• This past week, I had the pleasure of volunteering, as a teacher’s assistant, in my son’s 4th-grade class. It was part of our school’s mandatory 20-hour volunteer program, in which each family needs to participate. I wanted to get it out of the way quickly, so I knocked it out over a four-day period, during the second week of school. And believe me, that was more than enough time for me to get a nasty taste of the level of disrespect festering in our young children. Maybe its always been like that or perhaps I”m just getting old. But the lack of respect for authority figures and adults, in general, is alarming.

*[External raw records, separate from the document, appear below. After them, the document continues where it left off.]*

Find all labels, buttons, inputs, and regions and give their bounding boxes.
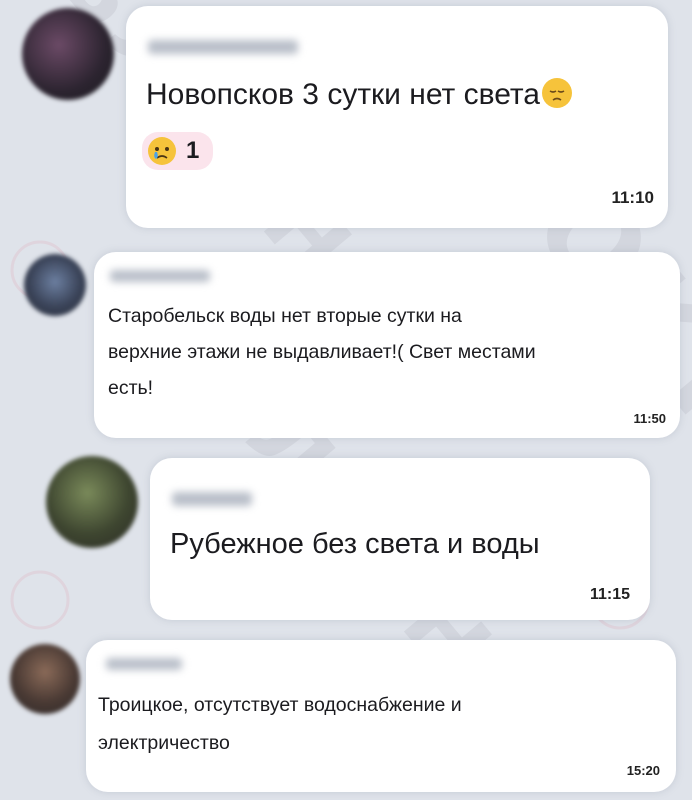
message-line: электричество <box>98 732 230 754</box>
reaction-count: 1 <box>186 137 200 164</box>
timestamp: 11:50 <box>633 411 666 426</box>
reaction-badge[interactable]: 1 <box>142 132 214 170</box>
message-line: есть! <box>108 377 154 399</box>
message-bubble[interactable]: Старобельск воды нет вторые сутки на вер… <box>94 252 680 438</box>
timestamp: 11:10 <box>611 188 654 207</box>
avatar[interactable] <box>22 8 114 100</box>
timestamp: 15:20 <box>626 763 660 778</box>
avatar[interactable] <box>10 644 80 714</box>
avatar[interactable] <box>46 456 138 548</box>
avatar[interactable] <box>24 254 86 316</box>
timestamp: 11:15 <box>589 586 630 603</box>
crying-face-icon <box>148 137 176 165</box>
message-line: Троицкое, отсутствует водоснабжение и <box>98 694 462 716</box>
sender-name <box>148 40 298 54</box>
message-line: верхние этажи не выдавливает!( Свет мест… <box>108 341 536 363</box>
pensive-face-icon <box>541 78 572 108</box>
sender-name <box>106 658 182 670</box>
message-text: Рубежное без света и воды <box>170 528 540 560</box>
message-bubble[interactable]: Новопсков 3 сутки нет света 1 11:10 <box>126 6 668 228</box>
message-text: Старобельск воды нет вторые сутки на вер… <box>108 298 536 406</box>
message-text: Троицкое, отсутствует водоснабжение и эл… <box>98 686 462 762</box>
sender-name <box>110 270 210 282</box>
message-bubble[interactable]: Троицкое, отсутствует водоснабжение и эл… <box>86 640 676 792</box>
message-text: Новопсков 3 сутки нет света <box>146 78 572 112</box>
message-line: Старобельск воды нет вторые сутки на <box>108 305 462 327</box>
sender-name <box>172 492 252 506</box>
message-bubble[interactable]: Рубежное без света и воды 11:15 <box>150 458 650 620</box>
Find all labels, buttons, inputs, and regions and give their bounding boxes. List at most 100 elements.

    Every generation thinks that the generation before them is archaic and outdated, while the generation after them is a bunch of spoiled brats. But my son’s class seemed way out of control. At the end of recess, on my first day, the teacher told the children to line up for assembly. Three of the children flat-out refused and continued to play. The teacher approached them and repeated her demand in a stronger tone. One of the children walked up to her and flat-out said, “I don’t feel like it!” So, the teacher whipped out her cellphone and called the child’s father. That would have been enough for me, but the child refused to come to the phone and said, “I’m not afraid of him,” and continued to play handball. Then two other students, who had briefly gone to the line, now left to join him. I almost lost it and wanted to slap all three kids back into oblivion, as my mom would have done, but I stopped myself and let the teacher handle her business. She walked the three students to the principal’s office while I led the rest of the class into the auditorium.

    The things teachers put up with, I could never tolerate. I got a first-hand look at how disrespectful some of these kids can be and why teachers have such a high burnout rate. The problem is a combination of factors; from society tying our teacher’s hands with limitations on discipline as well as parents who expect teachers to raise their children for them. All the while, placing the blame on teachers for their child’s lack of motivation and behavioral problems. You should direct your frustration at you children or yourselves not the teachers. Disrespectful behavior and motivation come from the home. If you, as a parent, don’t respect and give your children the time of day, then they in turn, will do the same to others. So, let’s give our teachers a break so the can focus on what they’re trained to do, which is provide an education. It is not their job to raise and teach your children respect. That’s yours!